Erst auf dem Zweiten Vatikanischen Konzil (1962-1965) rang sich die Kirche dazu durch, die generelle Autonomie der weltlichen Sachbereiche und die Demokratie zu akzeptieren. Aufgrund welcher normativen Kriterien hatte das kirchliche Lehramt in der Zeit davor über die Begründung „weltlichen“ Rechts und die Legitimation „weltlicher“ Herrschaft geurteilt? Umfangreiche Quellenbestände, die in den vatikanischen Archiven seit September 2006 neu zugänglich sind, geben erstmals Einblick in kurieninterne Diskussionen über Fragen der normativen Staatstheorie in der Zeit zwischen den Weltkriegen.

Unter den Staaten, die dabei berücksichtigt werden müssen, soll beispielhaft der Österreichische „Ständestaat“ genannt sein, dem der Vatikan viel Aufmerksamkeit schenkte. Mehr noch: Am autoritären Regime des 1934 ermordeten Bundeskanzlers E. Dollfuß (1892-1934) wurden andere Staaten gemessen. Das könnte daran liegen, dass der „Ständestaat“  dem Idealtypus des katholischen Musterstaates in vielen Punkten recht nahe kam. In Österreich gingen Kirche und Staat eine Verbindung ein, wie sie enger und problematischer kaum hätte sein können. Zu seiner normativen Selbstlegitimation bediente sich das „austrofaschistische“ Regime explizit religiöser Motivkomplexe: Nicht nur verfügte die österreichische Bundesverfassung über den viel beschworenen „Präambelgott“. Mehr noch: Sie beruhe, so hieß es, auf jenen Prinzipien, die Papst Pius XI. (1922-1939) im Jahre 1931 in der Enzyklika „Quadragesimo anno“ dargelegt habe. Die Normen des politischen Handelns überließ die katholische Kirche im Gegenzug ganz ihrem ständestaatlichen Bündnispartner. Schon während des Bürgerkriegs im Februar 1934 erteilte der Papst Vertretern des Regimes seinen apostolischen Segen, als diese gewaltsam gegen sozialdemokratische Oppositionelle vorgingen. Nach dem Tode Dollfuß’ ließ Pius XI. gar eine Büste des Verstorbenen in seinem Arbeitszimmer aufstellen.

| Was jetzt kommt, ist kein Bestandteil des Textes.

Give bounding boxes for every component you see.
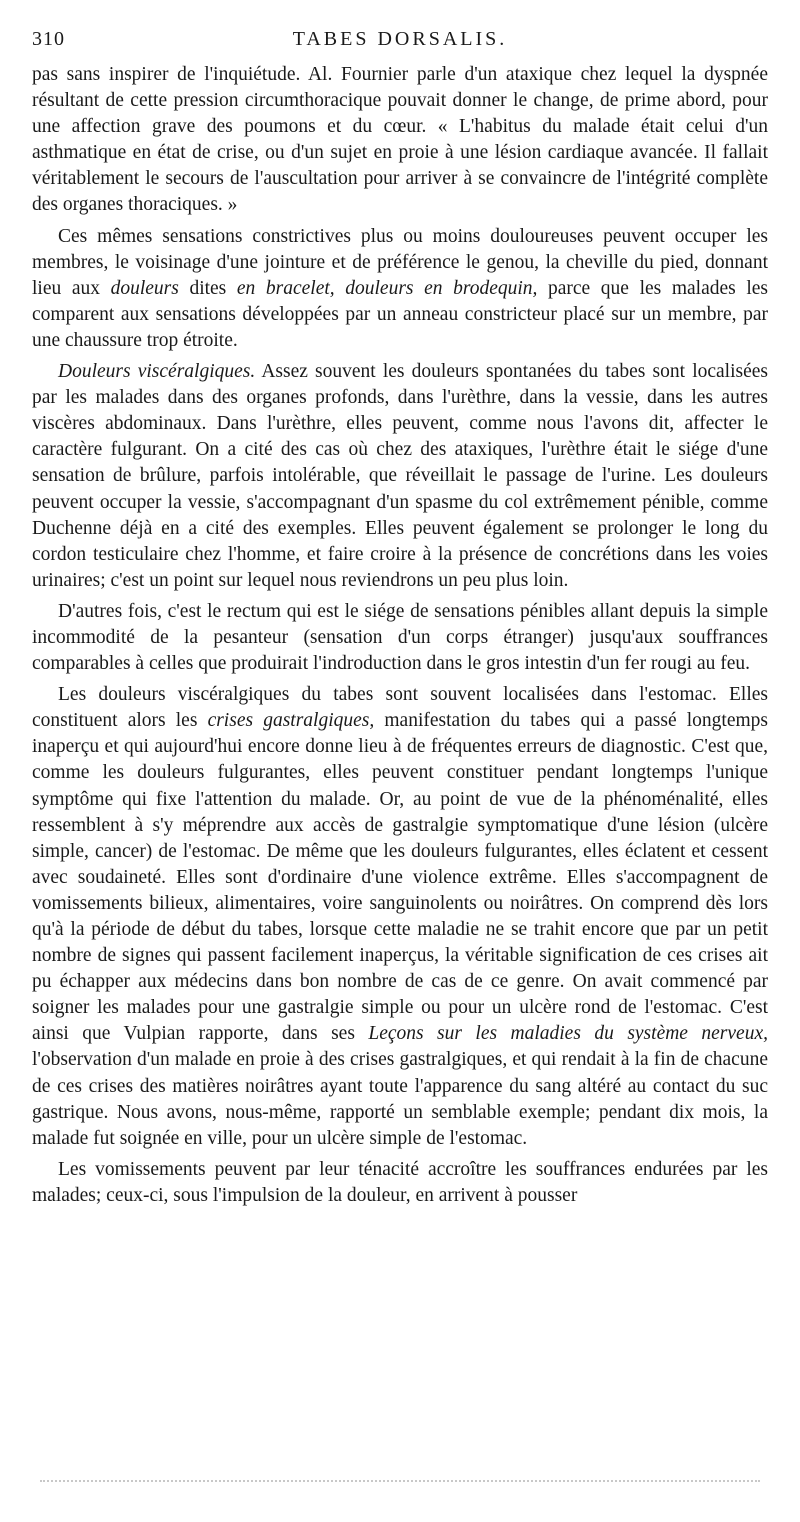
- text-segment: Les douleurs viscéralgiques du tabes sont souvent localisées dans l'estomac. Elles constituent alors les: [32, 684, 768, 732]
- text-segment: Assez souvent les douleurs spontanées du tabes sont localisées par les malades dans des organes profonds, dans l'urèthre, dans la vessie, dans les autres viscères abdominaux. Dans l'urèthre, elles peuvent, comme nous l'avons dit, affecter le caractère fulgurant. On a cité des cas où chez des ataxiques, l'urèthre était le siége d'une sensation de brûlure, parfois intolérable, que réveillait le passage de l'urine. Les douleurs peuvent occuper la vessie, s'accompagnant d'un spasme du col extrêmement pénible, comme Duchenne déjà en a cité des exemples. Elles peuvent également se prolonger le long du cordon testiculaire chez l'homme, et faire croire à la présence de concrétions dans les voies urinaires; c'est un point sur lequel nous reviendrons un peu plus loin.: [32, 361, 768, 591]
- paragraph: [32, 682, 768, 1152]
- italic-text: Douleurs viscéralgiques.: [58, 361, 256, 383]
- paragraph: [32, 599, 768, 677]
- italic-text: en bracelet, douleurs en brodequin,: [236, 277, 538, 299]
- text-segment: Ces mêmes sensations constrictives plus ou moins douloureuses peuvent occuper les membres, le voisinage d'une jointure et de préférence le genou, la cheville du pied, donnant lieu aux: [32, 225, 768, 299]
- italic-text: Leçons sur les maladies du système nerveux,: [368, 1023, 768, 1045]
- text-segment: manifestation du tabes qui a passé longtemps inaperçu et qui aujourd'hui encore donne lieu à de fréquentes erreurs de diagnostic. C'est que, comme les douleurs fulgurantes, elles peuvent constituer pendant longtemps l'unique symptôme qui fixe l'attention du malade. Or, au point de vue de la phénoménalité, elles ressemblent à s'y méprendre aux accès de gastralgie symptomatique d'une lésion (ulcère simple, cancer) de l'estomac. De même que les douleurs fulgurantes, elles éclatent et cessent avec soudaineté. Elles sont d'ordinaire d'une violence extrême. Elles s'accompagnent de vomissements bilieux, alimentaires, voire sanguinolents ou noirâtres. On comprend dès lors qu'à la période de début du tabes, lorsque cette maladie ne se trahit encore que par un petit nombre de signes qui passent facilement inaperçus, la véritable signification de ces crises ait pu échapper aux médecins dans bon nombre de cas de ce genre. On avait commencé par soigner les malades pour une gastralgie simple ou pour un ulcère rond de l'estomac. C'est ainsi que Vulpian rapporte, dans ses: [32, 710, 768, 1045]
- text-segment: parce que les malades les comparent aux sensations développées par un anneau constricteur placé sur un membre, par une chaussure trop étroite.: [32, 277, 768, 351]
- text-segment: dites: [178, 277, 237, 299]
- text-segment: l'observation d'un malade en proie à des crises gastralgiques, et qui rendait à la fin de chacune de ces crises des matières noirâtres ayant toute l'apparence du sang altéré au contact du suc gastrique. Nous avons, nous-même, rapporté un semblable exemple; pendant dix mois, la malade fut soignée en ville, pour un ulcère simple de l'estomac.: [32, 1049, 768, 1149]
- footer-rule: [40, 1480, 760, 1482]
- page-number: 310: [32, 28, 65, 50]
- italic-text: crises gastralgiques,: [207, 710, 375, 732]
- book-page: [32, 28, 768, 1214]
- text-segment: D'autres fois, c'est le rectum qui est le siége de sensations pénibles allant depuis la simple incommodité de la pesanteur (sensation d'un corps étranger) jusqu'aux souffrances comparables à celles que produirait l'indroduction dans le gros intestin d'un fer rougi au feu.: [32, 600, 768, 675]
- running-title: TABES DORSALIS.: [292, 28, 508, 50]
- page-header: [32, 28, 768, 62]
- paragraph: [32, 1157, 768, 1209]
- paragraph: [32, 62, 768, 219]
- paragraph: [32, 224, 768, 354]
- body-text: [32, 62, 768, 1209]
- paragraph: [32, 359, 768, 594]
- text-segment: Les vomissements peuvent par leur ténacité accroître les souffrances endurées par les malades; ceux-ci, sous l'impulsion de la douleur, en arrivent à pousser: [32, 1158, 768, 1206]
- italic-text: douleurs: [110, 277, 179, 299]
- text-segment: pas sans inspirer de l'inquiétude. Al. Fournier parle d'un ataxique chez lequel la dyspnée résultant de cette pression circumthoracique pouvait donner le change, de prime abord, pour une affection grave des poumons et du cœur. « L'habitus du malade était celui d'un asthmatique en état de crise, ou d'un sujet en proie à une lésion cardiaque avancée. Il fallait véritablement le secours de l'auscultation pour arriver à se convaincre de l'intégrité complète des organes thoraciques. »: [32, 64, 768, 216]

Auf der Basis der bislang unbekannten Quellen können erstmals theologische und politische Haltungen der Kurie modernen Staatsformen gegenüber untersucht werden. Welche Strategien zur Normlegitimierung beobachtete der Vatikan in welchen Staaten? Wie beurteilte er sie, wie reagierte er auf sie, und wie definierte er jeweils die Rolle der Kirche vor Ort? Welche Wechselwirkungen in der Wahrnehmung weltweiter politischer Entwicklungen gab es? Wie stand die katholische Kirche zu Monarchien und Republiken, zu kommunistischen und faschistischen Diktaturen, wie zur Demokratie? Wo wurden, wie in Österreich, normative Synergieeffekte erzielt? Welches Instrumentarium stand zur Regulierung normativer Konvergenzen und Divergenzen bereit? Welche Mechanismen zur Begründung und Durchsetzung staatstheoretischer Prinzipien des Katholizismus wurden aktiviert? Ziel ist ein umfassender, international vergleichender Blick auf das Verhältnis von Kirche und Staat in der Moderne aus Sicht des römischen Lehramts.